The huge piece of equipment is being provided to Bantrel through United Rentals in Terrace, B.C.

Bantrel’s Tony Langille and Josh Mechtel from United Rentals are high up on a massive boom lift which can stretch 185 feet into the air. It’s being rented to Bantrel by United Rentals for use at the Rio Tinto Alcan smelter modernization project at Kitimat.

Bantrel’s Tony Langille and Josh Mechtel from United Rentals are high up on a massive boom lift which can stretch 185 feet into the air.
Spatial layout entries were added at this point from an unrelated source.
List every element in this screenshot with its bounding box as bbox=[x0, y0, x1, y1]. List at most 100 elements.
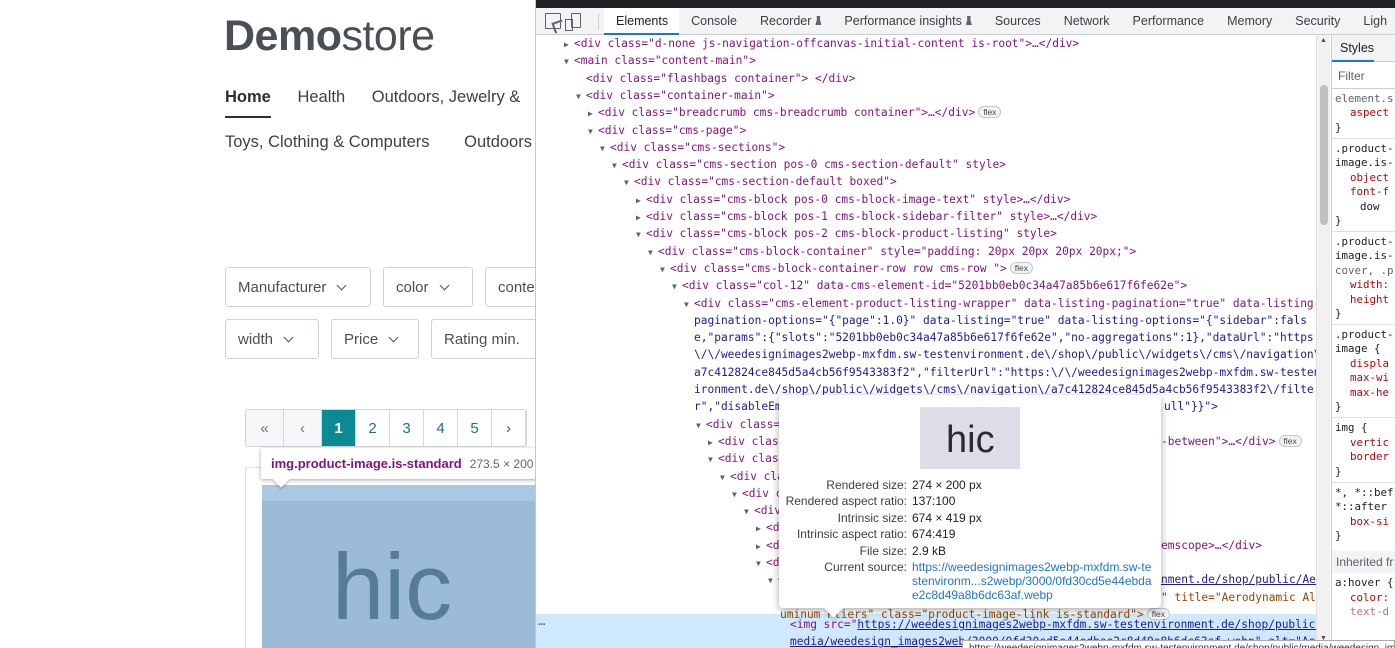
filter-content[interactable]: conte bbox=[485, 267, 535, 307]
tab-console[interactable]: Console bbox=[679, 8, 748, 35]
product-image[interactable]: hic bbox=[262, 485, 535, 648]
dom-node[interactable]: ▼ <main class="content-main"> bbox=[536, 52, 1316, 69]
css-property[interactable]: text-d bbox=[1350, 605, 1389, 620]
tab-performance[interactable]: Performance bbox=[1121, 8, 1216, 35]
pagination-page-4[interactable]: 4 bbox=[424, 410, 458, 446]
flex-badge[interactable]: flex bbox=[1278, 434, 1302, 447]
expand-triangle-icon[interactable]: ▶ bbox=[636, 192, 646, 209]
collapse-triangle-icon[interactable]: ▼ bbox=[744, 503, 754, 520]
collapse-triangle-icon[interactable]: ▼ bbox=[756, 555, 766, 572]
dom-node[interactable]: ▶ <div class="cms-block pos-1 cms-block-s… bbox=[536, 208, 1316, 225]
css-property[interactable]: font-f bbox=[1350, 185, 1389, 200]
css-property[interactable]: width: bbox=[1350, 278, 1389, 293]
expand-triangle-icon[interactable]: ▶ bbox=[636, 209, 646, 226]
css-property[interactable]: max-wi bbox=[1350, 371, 1389, 386]
collapse-triangle-icon[interactable]: ▼ bbox=[708, 451, 718, 468]
dom-node[interactable]: ▼ <div class="cms-block pos-2 cms-block-p… bbox=[536, 225, 1316, 242]
collapse-triangle-icon[interactable]: ▼ bbox=[588, 123, 598, 140]
tab-network[interactable]: Network bbox=[1052, 8, 1121, 35]
expand-triangle-icon[interactable]: ▶ bbox=[588, 105, 598, 122]
dom-node[interactable]: ▶ <div class="breadcrumb cms-breadcrumb c… bbox=[536, 104, 1316, 121]
filter-manufacturer[interactable]: Manufacturer bbox=[225, 267, 371, 307]
nav-item-home[interactable]: Home bbox=[225, 88, 271, 118]
dom-node[interactable]: ▼ <div class="cms-block-container-row row… bbox=[536, 260, 1316, 277]
dom-node[interactable]: ▼ <div class="col-12" data-cms-element-id… bbox=[536, 277, 1316, 294]
collapse-triangle-icon[interactable]: ▼ bbox=[648, 244, 658, 261]
dom-node[interactable]: ▶ <div class="d-none js-navigation-offcan… bbox=[536, 35, 1316, 52]
dom-node[interactable]: ▼ <div class="cms-section-default boxed"> bbox=[536, 173, 1316, 190]
nav-item-health[interactable]: Health bbox=[297, 88, 345, 107]
filter-rating[interactable]: Rating min. bbox=[431, 319, 535, 359]
dom-link[interactable]: nment.de/shop/public/Aer bbox=[1161, 571, 1316, 588]
collapse-triangle-icon[interactable]: ▼ bbox=[684, 296, 694, 313]
nav-item-outdoors[interactable]: Outdoors bbox=[464, 133, 532, 152]
filter-price[interactable]: Price bbox=[331, 319, 419, 359]
dom-node[interactable]: <div class="flashbags container"> </div> bbox=[536, 70, 1316, 87]
pagination-first[interactable]: « bbox=[246, 410, 284, 446]
expand-triangle-icon[interactable]: ▶ bbox=[708, 434, 718, 451]
styles-filter-input[interactable]: Filter bbox=[1332, 63, 1395, 89]
pagination-page-3[interactable]: 3 bbox=[390, 410, 424, 446]
dom-tree-scrollbar[interactable]: ▲ ▼ bbox=[1316, 35, 1330, 648]
collapse-triangle-icon[interactable]: ▼ bbox=[612, 157, 622, 174]
pagination-next[interactable]: › bbox=[492, 410, 526, 446]
css-property[interactable]: object bbox=[1350, 171, 1389, 186]
device-toolbar-icon[interactable] bbox=[565, 13, 581, 31]
tab-elements[interactable]: Elements bbox=[604, 8, 680, 35]
pagination-prev[interactable]: ‹ bbox=[284, 410, 322, 446]
dom-node[interactable]: ▶ <div class="cms-block pos-0 cms-block-i… bbox=[536, 191, 1316, 208]
expand-triangle-icon[interactable]: ▶ bbox=[756, 520, 766, 537]
dom-link[interactable]: https://weedesignimages2webp-mxfdm.sw-te… bbox=[857, 618, 1316, 631]
nav-item-outdoors-jewelry[interactable]: Outdoors, Jewelry & bbox=[372, 88, 521, 107]
collapse-triangle-icon[interactable]: ▼ bbox=[672, 278, 682, 295]
pagination-page-1[interactable]: 1 bbox=[322, 410, 356, 446]
store-logo[interactable]: Demostore bbox=[224, 12, 435, 61]
scroll-up-icon[interactable]: ▲ bbox=[1320, 37, 1327, 44]
collapse-triangle-icon[interactable]: ▼ bbox=[576, 88, 586, 105]
css-property[interactable]: aspect bbox=[1350, 106, 1389, 121]
css-property[interactable]: displa bbox=[1350, 357, 1389, 372]
current-source-link[interactable]: https://weedesignimages2webp-mxfdm.sw-te… bbox=[912, 560, 1152, 602]
dom-node[interactable]: ▼ <div class="cms-sections"> bbox=[536, 139, 1316, 156]
scrollbar-thumb[interactable] bbox=[1320, 85, 1328, 225]
css-property[interactable]: vertic bbox=[1350, 436, 1389, 451]
collapse-triangle-icon[interactable]: ▼ bbox=[600, 140, 610, 157]
pagination-page-2[interactable]: 2 bbox=[356, 410, 390, 446]
collapse-triangle-icon[interactable]: ▼ bbox=[732, 486, 742, 503]
dom-node[interactable]: ▼ <div class="cms-element-product-listing… bbox=[536, 295, 1316, 312]
collapse-triangle-icon[interactable]: ▼ bbox=[660, 261, 670, 278]
dom-link[interactable]: media/weedesign_images2web bbox=[790, 635, 965, 648]
nav-item-toys-clothing[interactable]: Toys, Clothing & Computers bbox=[225, 133, 430, 152]
collapse-triangle-icon[interactable]: ▼ bbox=[768, 572, 778, 589]
pagination-page-5[interactable]: 5 bbox=[458, 410, 492, 446]
tab-styles[interactable]: Styles bbox=[1332, 35, 1375, 62]
css-property[interactable]: border bbox=[1350, 450, 1389, 465]
flex-badge[interactable]: flex bbox=[978, 106, 1002, 119]
collapse-triangle-icon[interactable]: ▼ bbox=[636, 226, 646, 243]
dom-node[interactable]: ▼ <div class="container-main"> bbox=[536, 87, 1316, 104]
collapse-triangle-icon[interactable]: ▼ bbox=[564, 53, 574, 70]
collapse-triangle-icon[interactable]: ▼ bbox=[696, 417, 706, 434]
inspect-element-icon[interactable] bbox=[545, 13, 561, 29]
tab-security[interactable]: Security bbox=[1283, 8, 1351, 35]
expand-triangle-icon[interactable]: ▶ bbox=[756, 538, 766, 555]
collapse-triangle-icon[interactable]: ▼ bbox=[720, 469, 730, 486]
dom-node-img-selected[interactable]: <img src="https://weedesignimages2webp-m… bbox=[536, 616, 1316, 633]
tab-performance-insights[interactable]: Performance insights bbox=[832, 8, 982, 35]
dom-node[interactable]: ▼ <div class="cms-section pos-0 cms-secti… bbox=[536, 156, 1316, 173]
css-property[interactable]: color: bbox=[1350, 591, 1389, 606]
tab-memory[interactable]: Memory bbox=[1215, 8, 1283, 35]
tab-sources[interactable]: Sources bbox=[983, 8, 1052, 35]
filter-color[interactable]: color bbox=[383, 267, 473, 307]
flex-badge[interactable]: flex bbox=[1009, 261, 1034, 274]
expand-triangle-icon[interactable]: ▶ bbox=[564, 36, 574, 53]
collapse-triangle-icon[interactable]: ▼ bbox=[624, 174, 634, 191]
dom-node[interactable]: ▼ <div class="cms-block-container" style=… bbox=[536, 243, 1316, 260]
tab-lighthouse[interactable]: Ligh bbox=[1351, 8, 1395, 35]
tab-recorder[interactable]: Recorder bbox=[748, 8, 832, 35]
filter-width[interactable]: width bbox=[225, 319, 319, 359]
css-property[interactable]: max-he bbox=[1350, 386, 1389, 401]
css-property[interactable]: height bbox=[1350, 293, 1389, 308]
dom-node[interactable]: ▼ <div class="cms-page"> bbox=[536, 122, 1316, 139]
css-property[interactable]: box-si bbox=[1350, 515, 1389, 530]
It’s being rented to Bantrel by United Rentals for use at the Rio Tinto Alcan smelter modernization project at Kitimat.

Neck craned upward to follow the movement of the massive boom lift far above, Kory McKay provided a running commentary.

“We brought in some of 135 feet last year, then 150 and now this one,” said the United Rentals area manager while watching as each of the five sections of the boom lift telescoped out in turn up toward the maximum height of 185 feet, the equivalent of nearly 19 storeys.

“There’s only seven in the world and this one is the only one in Canada,” he said while keeping an eye on the lift’s extension capabilities far above.

McKay and a group of United Rentals employees at the company’s Terrace staging yard were gathered outside to watch the boom lift being put through its paces.

Manufactured by the JLG Corporation of Pennsylvania the 1850SJ boom series is barely a year old and the one McKay and the others were watching arrived in Terrace the end of January from its previous location on the island of Manhattan.

From a first enquiring phone call from a customer to arrival at the United Rentals yard on Keith Ave. in Terrace where its welds were inspected by an engineering firm before being readied for its customer, the process took four months.

“It came up from the States through Quebec,” said McKay of the boom’s journey via a flatbed truck across the country to Terrace.

“It was last at the Twin Towers,” added McKay of the site where the World Trade Centre buildings were located prior to 9/11.

The northwest customer in this case is Bantrel, a construction and engineering company partially owned by Bechtel and working at Rio Tinto Alcan’s Kitimat smelter modernization project where Bechtel is the prime contractor.

On the day of the demonstration, Bantrel’s Tony Langille and Josh Mechtel from United Rentals were high up in the operator’s platform measuring eight feet by three feet, testing out the self-propelled lift’s various functions.

“This is going to give us reach,” said Langille after returning to earth of the boom lift’s operation once onsite at the smelter modernization project.

“What this can do is go up and then out, over other work,” he said.

In addition to the platform height, fully extended at 185 feet, a two-section jib can extend up to 20 feet for more reach capability.

JLG’s specs for the boom state that because of its height and reach, it can provide a work area of more than 2.9 million cubic feet.

When not in use, the boom is compact enough to be transported on a large flatbed trailer.

In this case, the transportation of the boom from Terrace to the smelter construction site at Kitimat was handled by Spring Creek Aggregates, a division of the Bear Creek Group.

“I can’t say enough about them,” said McKay. “We made a call and they were here.”

United Rentals, which has more than 880 outlets through the United States and Canada and which bills itself as the world’s largest equipment rental provider, set up shop in the former DHL location on Keith Ave. in Terrace just over a year and a half ago in response to the needs of a number of large-scale regional development projects.

It’s provided lifts, for example, to the Red Chris copper mine project owned by Imperial Metals.

McKay says the Terrace United Rentals employee complement now stands at approximately 30 people.